The board is currently compiling a mailing list. Those who want to be included on the mailing list may contact the Waupaca Fine Arts Festival through its website at http://fineartsfestival.org/ or at P.O. Box 55, Waupaca, WI 54981.
The organization is also in the process of putting together a 50th anniversary commemorative book.
The 50th anniversary leaves Selma thinking about the many people who have helped make the festival possible.
She misses talking to Jerry and remembers the hours he spent in the music room in their home preparing for the annual concert.
“It was a good life,” she said. “We got to know the community a little better.”
Wolfgram pays homage to Knoepfel, who he said “came here with a vision and a dream.”
In addition, Wolfgram appreciates and recognizes all who contributed to the arts these past 50 years.
“It’s an honor to be associated with an arts organization which has such a rich history,” he said.
The arts enrich lives.
“They allow us to express, emote and create and give us an avenue to do what no other creature on earth can do – to create art. I think there is an innate desire for humans to create art. Without that avenue to do so, we become stilted as a society and a community.”
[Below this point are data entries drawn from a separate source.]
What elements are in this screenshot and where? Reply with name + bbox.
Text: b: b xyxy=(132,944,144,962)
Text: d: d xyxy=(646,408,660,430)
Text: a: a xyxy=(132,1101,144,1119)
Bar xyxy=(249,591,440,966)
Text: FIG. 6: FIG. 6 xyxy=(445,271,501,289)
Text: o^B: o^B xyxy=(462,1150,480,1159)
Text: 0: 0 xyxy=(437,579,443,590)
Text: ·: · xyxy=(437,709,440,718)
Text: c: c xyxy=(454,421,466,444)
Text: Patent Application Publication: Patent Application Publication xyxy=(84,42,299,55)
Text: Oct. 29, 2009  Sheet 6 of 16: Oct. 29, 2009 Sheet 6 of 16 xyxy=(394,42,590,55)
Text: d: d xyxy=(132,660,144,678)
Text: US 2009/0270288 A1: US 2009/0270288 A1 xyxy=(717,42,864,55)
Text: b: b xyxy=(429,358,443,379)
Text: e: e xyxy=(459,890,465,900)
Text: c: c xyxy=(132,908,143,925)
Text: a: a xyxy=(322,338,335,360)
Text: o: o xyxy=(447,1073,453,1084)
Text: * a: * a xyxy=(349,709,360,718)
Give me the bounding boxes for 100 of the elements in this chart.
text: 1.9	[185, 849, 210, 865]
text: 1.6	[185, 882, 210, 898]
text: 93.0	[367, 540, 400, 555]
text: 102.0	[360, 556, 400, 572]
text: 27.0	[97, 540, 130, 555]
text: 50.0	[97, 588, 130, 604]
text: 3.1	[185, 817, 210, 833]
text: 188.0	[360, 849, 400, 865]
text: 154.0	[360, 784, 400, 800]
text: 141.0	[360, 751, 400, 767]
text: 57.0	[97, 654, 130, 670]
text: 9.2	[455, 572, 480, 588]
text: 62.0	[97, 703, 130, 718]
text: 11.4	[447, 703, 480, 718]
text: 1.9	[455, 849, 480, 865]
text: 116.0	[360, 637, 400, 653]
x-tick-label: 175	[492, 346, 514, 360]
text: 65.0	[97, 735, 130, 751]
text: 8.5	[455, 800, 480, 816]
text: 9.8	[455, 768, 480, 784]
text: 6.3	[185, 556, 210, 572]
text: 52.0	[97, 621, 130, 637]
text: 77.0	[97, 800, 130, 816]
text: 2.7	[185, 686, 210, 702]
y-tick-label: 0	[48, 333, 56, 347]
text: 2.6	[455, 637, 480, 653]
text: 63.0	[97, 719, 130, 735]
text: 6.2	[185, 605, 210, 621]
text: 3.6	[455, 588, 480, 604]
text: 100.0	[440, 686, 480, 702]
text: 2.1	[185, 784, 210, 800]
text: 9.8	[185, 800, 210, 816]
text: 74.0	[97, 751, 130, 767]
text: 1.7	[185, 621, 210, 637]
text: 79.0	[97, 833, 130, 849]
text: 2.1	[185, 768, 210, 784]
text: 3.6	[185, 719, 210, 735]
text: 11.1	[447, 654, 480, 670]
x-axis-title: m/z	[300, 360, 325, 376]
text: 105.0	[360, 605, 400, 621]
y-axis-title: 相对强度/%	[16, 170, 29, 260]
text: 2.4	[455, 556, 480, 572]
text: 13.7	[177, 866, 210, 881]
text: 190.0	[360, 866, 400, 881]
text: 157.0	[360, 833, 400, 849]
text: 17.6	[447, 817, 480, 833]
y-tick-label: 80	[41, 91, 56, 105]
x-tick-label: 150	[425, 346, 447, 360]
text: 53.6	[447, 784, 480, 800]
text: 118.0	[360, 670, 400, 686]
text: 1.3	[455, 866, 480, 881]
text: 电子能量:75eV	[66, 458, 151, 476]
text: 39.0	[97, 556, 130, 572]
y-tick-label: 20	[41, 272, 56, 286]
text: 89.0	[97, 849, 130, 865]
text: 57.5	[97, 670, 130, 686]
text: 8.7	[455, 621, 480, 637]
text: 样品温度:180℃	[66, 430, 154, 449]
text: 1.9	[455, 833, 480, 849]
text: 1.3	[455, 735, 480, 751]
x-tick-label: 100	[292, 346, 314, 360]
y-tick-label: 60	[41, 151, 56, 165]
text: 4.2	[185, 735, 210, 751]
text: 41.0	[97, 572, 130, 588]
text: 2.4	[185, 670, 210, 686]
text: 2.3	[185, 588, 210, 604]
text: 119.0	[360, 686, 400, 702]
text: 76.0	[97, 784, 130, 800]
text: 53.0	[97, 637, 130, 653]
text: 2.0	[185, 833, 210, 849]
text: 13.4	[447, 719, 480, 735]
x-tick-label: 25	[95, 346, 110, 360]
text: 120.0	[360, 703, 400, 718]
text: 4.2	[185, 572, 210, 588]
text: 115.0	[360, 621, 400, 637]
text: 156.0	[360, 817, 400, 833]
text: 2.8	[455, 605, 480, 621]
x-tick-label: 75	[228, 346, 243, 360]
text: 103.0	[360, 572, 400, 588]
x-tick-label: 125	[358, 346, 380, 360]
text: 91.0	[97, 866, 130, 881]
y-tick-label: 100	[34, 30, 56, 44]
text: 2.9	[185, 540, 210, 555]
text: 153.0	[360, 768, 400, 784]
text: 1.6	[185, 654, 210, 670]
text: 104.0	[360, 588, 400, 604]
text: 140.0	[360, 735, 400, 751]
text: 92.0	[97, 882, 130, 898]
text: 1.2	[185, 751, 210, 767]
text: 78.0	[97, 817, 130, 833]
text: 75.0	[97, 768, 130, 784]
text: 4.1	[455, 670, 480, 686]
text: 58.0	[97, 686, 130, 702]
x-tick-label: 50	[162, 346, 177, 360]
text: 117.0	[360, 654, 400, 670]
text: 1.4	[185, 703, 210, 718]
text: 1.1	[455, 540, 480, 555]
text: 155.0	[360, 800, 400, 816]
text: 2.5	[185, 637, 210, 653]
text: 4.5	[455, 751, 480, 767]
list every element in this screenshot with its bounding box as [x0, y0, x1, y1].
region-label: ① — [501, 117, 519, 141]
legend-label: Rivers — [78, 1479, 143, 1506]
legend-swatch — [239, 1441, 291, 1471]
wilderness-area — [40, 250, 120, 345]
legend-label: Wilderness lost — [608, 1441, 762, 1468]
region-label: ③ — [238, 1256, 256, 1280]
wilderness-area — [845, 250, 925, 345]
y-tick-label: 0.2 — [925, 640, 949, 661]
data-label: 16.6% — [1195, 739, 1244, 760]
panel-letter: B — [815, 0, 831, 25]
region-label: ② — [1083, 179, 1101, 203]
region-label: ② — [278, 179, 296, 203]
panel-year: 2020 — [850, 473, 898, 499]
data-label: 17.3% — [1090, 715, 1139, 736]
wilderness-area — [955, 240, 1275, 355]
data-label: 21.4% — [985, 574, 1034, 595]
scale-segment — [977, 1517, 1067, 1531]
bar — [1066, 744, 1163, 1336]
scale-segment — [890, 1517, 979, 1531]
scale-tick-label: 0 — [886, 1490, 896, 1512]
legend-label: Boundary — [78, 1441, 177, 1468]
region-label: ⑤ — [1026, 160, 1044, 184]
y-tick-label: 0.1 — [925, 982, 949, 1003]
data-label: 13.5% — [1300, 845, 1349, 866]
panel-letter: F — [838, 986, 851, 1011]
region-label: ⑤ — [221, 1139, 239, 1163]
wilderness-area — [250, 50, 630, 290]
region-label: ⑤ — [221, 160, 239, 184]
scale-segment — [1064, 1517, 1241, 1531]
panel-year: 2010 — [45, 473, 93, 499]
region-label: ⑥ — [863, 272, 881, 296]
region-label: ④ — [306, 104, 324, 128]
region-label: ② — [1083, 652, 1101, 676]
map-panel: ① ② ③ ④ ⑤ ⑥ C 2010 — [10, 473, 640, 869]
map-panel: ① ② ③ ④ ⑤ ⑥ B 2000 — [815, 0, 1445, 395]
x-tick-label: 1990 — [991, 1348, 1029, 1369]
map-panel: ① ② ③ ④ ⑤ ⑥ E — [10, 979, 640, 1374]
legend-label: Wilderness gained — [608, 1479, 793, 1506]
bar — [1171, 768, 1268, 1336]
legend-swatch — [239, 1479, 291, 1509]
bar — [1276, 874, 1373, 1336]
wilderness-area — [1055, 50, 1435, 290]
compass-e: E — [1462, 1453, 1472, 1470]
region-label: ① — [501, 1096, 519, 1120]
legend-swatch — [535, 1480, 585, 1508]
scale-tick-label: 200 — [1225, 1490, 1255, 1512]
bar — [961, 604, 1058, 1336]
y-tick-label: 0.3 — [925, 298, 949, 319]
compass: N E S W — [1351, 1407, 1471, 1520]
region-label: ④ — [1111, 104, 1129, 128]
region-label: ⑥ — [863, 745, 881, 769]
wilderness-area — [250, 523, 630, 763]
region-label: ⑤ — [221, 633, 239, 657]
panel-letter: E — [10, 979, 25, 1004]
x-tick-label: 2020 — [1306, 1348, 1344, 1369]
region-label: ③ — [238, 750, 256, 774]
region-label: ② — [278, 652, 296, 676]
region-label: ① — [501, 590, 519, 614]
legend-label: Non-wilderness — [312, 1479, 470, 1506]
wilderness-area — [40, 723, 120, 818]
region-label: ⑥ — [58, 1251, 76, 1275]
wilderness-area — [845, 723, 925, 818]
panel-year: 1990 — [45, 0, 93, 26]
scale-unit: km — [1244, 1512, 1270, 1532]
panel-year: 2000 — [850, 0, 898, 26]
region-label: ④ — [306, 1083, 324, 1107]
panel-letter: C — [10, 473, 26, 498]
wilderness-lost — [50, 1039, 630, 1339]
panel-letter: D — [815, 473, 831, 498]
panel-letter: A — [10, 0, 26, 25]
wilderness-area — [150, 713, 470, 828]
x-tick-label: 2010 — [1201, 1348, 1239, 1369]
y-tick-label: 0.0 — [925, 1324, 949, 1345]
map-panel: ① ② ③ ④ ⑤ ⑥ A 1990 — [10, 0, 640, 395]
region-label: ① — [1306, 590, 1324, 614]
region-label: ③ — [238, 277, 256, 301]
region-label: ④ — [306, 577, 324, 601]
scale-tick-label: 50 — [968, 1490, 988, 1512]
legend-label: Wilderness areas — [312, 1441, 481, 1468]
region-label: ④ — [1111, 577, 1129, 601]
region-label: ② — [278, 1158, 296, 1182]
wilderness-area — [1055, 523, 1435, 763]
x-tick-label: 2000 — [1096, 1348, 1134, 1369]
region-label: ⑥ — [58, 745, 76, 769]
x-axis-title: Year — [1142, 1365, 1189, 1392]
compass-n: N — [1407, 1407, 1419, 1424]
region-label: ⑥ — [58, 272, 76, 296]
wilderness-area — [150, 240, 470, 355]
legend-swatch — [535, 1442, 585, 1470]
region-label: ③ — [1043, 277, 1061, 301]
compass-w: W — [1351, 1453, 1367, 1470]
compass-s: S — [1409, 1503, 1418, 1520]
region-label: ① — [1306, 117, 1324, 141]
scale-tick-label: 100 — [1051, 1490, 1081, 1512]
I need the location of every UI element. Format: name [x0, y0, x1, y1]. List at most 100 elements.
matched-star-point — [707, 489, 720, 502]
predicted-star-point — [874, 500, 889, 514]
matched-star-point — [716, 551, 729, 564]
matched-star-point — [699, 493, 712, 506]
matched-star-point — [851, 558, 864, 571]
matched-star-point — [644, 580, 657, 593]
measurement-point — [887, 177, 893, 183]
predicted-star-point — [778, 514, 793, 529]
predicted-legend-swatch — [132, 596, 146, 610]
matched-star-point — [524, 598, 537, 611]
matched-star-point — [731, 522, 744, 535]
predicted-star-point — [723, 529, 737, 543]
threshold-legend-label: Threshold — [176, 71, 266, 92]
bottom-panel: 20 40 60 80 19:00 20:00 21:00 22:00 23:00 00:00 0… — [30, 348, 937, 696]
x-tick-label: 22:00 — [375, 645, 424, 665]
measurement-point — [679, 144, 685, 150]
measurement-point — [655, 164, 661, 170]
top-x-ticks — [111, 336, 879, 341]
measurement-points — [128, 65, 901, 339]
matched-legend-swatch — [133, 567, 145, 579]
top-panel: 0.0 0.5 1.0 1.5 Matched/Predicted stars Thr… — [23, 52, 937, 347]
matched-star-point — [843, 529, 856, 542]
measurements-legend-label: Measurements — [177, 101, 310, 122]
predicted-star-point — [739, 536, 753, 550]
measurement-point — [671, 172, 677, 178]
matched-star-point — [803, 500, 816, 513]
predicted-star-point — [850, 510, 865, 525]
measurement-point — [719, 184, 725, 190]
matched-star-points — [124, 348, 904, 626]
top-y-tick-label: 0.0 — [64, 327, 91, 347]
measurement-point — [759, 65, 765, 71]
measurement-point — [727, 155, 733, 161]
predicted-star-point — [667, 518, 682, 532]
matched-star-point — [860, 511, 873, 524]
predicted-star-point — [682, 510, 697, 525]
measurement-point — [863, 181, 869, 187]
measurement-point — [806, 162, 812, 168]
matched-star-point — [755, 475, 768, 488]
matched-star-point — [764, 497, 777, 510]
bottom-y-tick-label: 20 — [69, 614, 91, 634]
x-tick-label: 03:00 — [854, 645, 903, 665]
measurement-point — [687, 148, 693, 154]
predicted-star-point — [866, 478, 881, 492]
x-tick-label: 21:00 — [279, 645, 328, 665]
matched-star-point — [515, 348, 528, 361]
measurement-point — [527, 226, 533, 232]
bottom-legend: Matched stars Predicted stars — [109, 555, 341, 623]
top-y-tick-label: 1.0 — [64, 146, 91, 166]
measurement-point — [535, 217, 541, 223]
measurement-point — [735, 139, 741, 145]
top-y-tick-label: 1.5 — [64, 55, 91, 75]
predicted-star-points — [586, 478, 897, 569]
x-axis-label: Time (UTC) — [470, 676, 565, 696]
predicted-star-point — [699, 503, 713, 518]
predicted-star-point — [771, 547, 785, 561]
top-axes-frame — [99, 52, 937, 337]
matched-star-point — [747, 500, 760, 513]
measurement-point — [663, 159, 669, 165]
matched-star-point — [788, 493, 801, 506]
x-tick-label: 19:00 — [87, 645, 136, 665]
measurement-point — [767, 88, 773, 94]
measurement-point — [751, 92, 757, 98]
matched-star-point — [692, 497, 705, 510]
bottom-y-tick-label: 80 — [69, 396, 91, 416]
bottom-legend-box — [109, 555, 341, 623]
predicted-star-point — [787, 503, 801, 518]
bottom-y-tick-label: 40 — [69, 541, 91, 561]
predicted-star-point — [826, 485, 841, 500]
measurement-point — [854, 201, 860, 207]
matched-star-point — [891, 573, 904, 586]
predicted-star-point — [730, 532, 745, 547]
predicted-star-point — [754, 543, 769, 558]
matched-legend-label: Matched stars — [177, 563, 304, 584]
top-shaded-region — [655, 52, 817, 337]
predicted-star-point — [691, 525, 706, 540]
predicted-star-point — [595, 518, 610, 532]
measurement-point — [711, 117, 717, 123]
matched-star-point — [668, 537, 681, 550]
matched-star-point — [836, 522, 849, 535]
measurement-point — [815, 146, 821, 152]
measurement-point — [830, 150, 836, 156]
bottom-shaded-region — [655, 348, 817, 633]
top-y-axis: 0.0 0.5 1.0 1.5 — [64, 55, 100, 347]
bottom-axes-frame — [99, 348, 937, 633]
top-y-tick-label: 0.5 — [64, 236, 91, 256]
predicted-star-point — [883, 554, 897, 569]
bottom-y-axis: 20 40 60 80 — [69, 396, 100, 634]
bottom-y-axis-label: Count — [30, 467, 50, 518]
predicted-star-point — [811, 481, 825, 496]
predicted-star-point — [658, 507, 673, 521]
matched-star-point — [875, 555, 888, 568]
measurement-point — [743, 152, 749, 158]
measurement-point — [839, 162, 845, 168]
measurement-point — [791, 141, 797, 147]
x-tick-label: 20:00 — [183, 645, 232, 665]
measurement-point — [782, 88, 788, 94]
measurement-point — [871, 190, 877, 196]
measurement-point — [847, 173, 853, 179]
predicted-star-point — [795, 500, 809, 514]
He and the members of the choir enjoy their fellowship.
“The fact that these people are willing to put their time as a contribution, as well as their talent, shows their desire and their need to be with like-minded people,” Wolfgram said.
The arts result in new ideas, new friendships, new creative outlets.
“It gives us a chance to play together as a community. We, as adults, don’t play together enough. Somewhere down the line, society told us we had to grow up. We forgot how to do that – to draw, to sing, to dance, all those things that celebrate the human spirit,” he said.